A desk bristling with more flight sticks, throttles, wheels, panels, pedals, and gamepads than a space shuttle command deck may be a wondrous sight and shrine to gaming, but there’s a lot to be said for slumping on a sofa in front of a TV or curling up in bed. “But Alice,” I hear you ask, “I don’t want to schlep my PC around and only have a netbook so what ever am I to do?” Dear reader, through the science of computers, you can now easily stream games from your gaming PC to anything in your home that’ll run Steam.
In-Home Streaming is pretty much what the name suggests. You can use your big beefy gaming PC to run a game then Steam will stream it as video to a lesser device, feeding your control inputs back to the host computer. In short, you should be able to play shiny new games around the home even on your crummy laptop with its integrated graphics. This technology means you’ll inevitably suffer a little bit of input latency, and your two systems need to be powerful enough to handle encoding or decoding the video stream (though Steam’s quite clever about adjusting this).
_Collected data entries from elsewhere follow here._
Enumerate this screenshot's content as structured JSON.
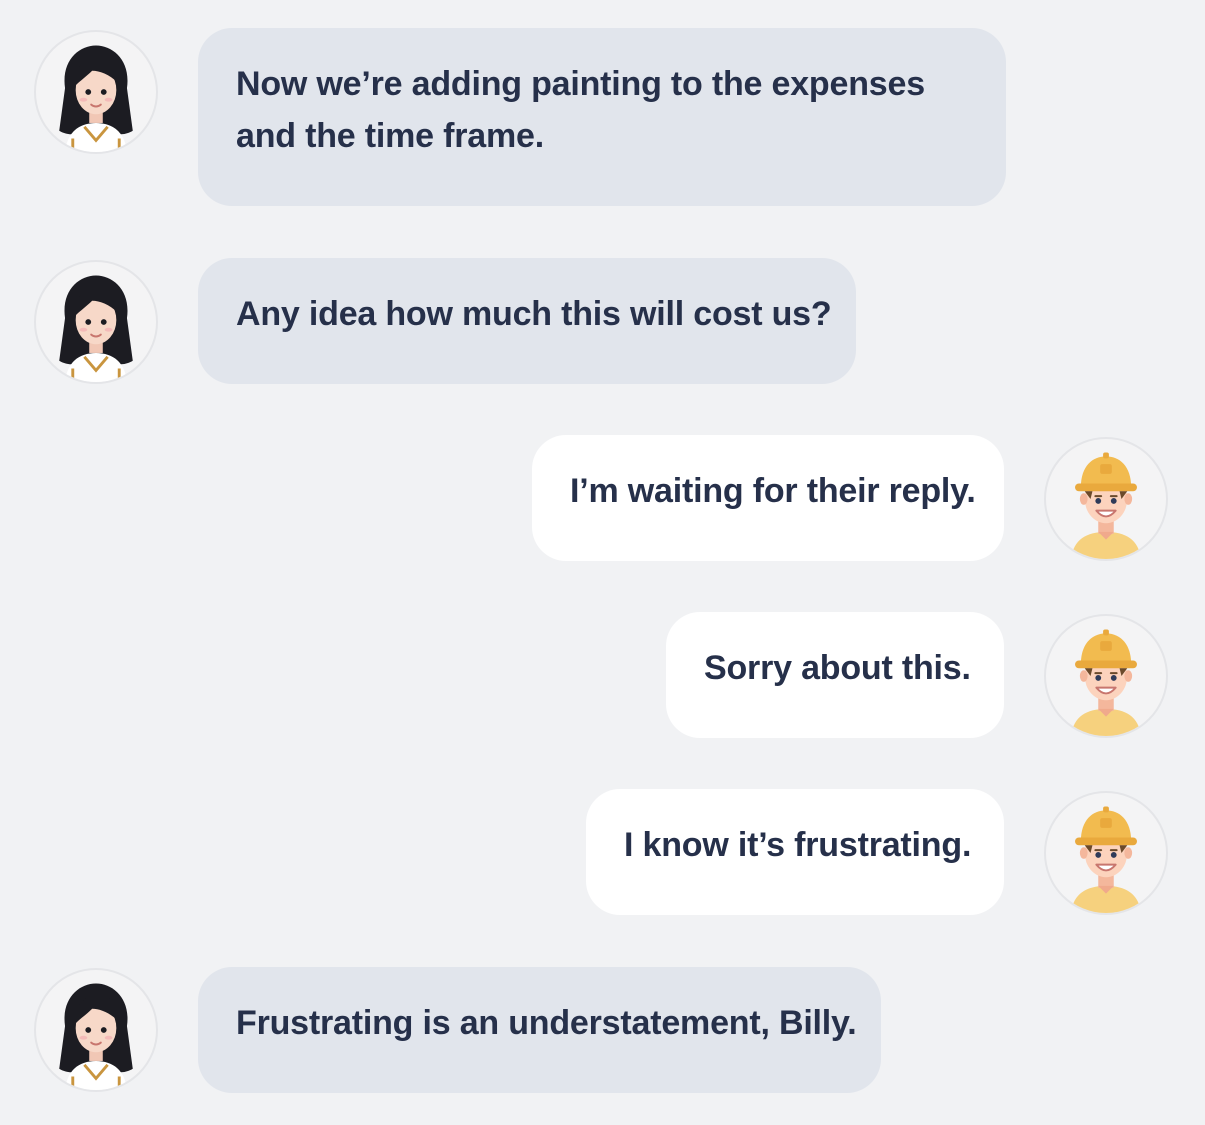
{
  "messages": [
    {
      "side": "left",
      "sender": "woman",
      "text": "Now we’re adding painting to the expenses and the time frame."
    },
    {
      "side": "left",
      "sender": "woman",
      "text": "Any idea how much this will cost us?"
    },
    {
      "side": "right",
      "sender": "worker",
      "text": "I’m waiting for their reply."
    },
    {
      "side": "right",
      "sender": "worker",
      "text": "Sorry about this."
    },
    {
      "side": "right",
      "sender": "worker",
      "text": "I know it’s frustrating."
    },
    {
      "side": "left",
      "sender": "woman",
      "text": "Frustrating is an understatement, Billy."
    }
  ],
  "colors": {
    "background": "#f1f2f4",
    "incoming_bubble": "#e1e5ec",
    "outgoing_bubble": "#ffffff",
    "text": "#26304a",
    "hard_hat": "#f2bb4f"
  },
  "icons": {
    "woman": "woman-avatar-icon",
    "worker": "construction-worker-avatar-icon"
  }
}
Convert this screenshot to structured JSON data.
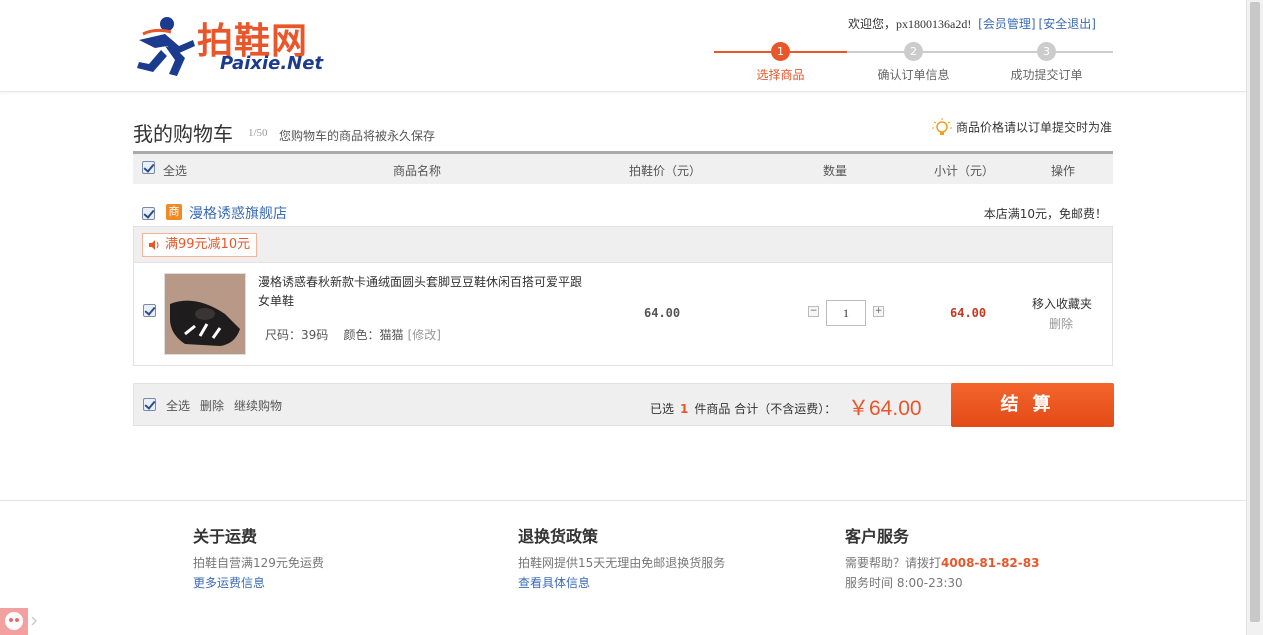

This isn’t the only way to stream games between devices, of course, but it’s right there in Steam–right there!–and seems pretty slick.
Our Alec and Graham both had a crack at In-Home Streaming back in January. While they suffered a bit from having wonky home networks and slow client computers, they seemed jolly impressed by its potential. Valve have obviously worked on it a lot more since then, with patches coming almost every other day. Let’s see how it is now.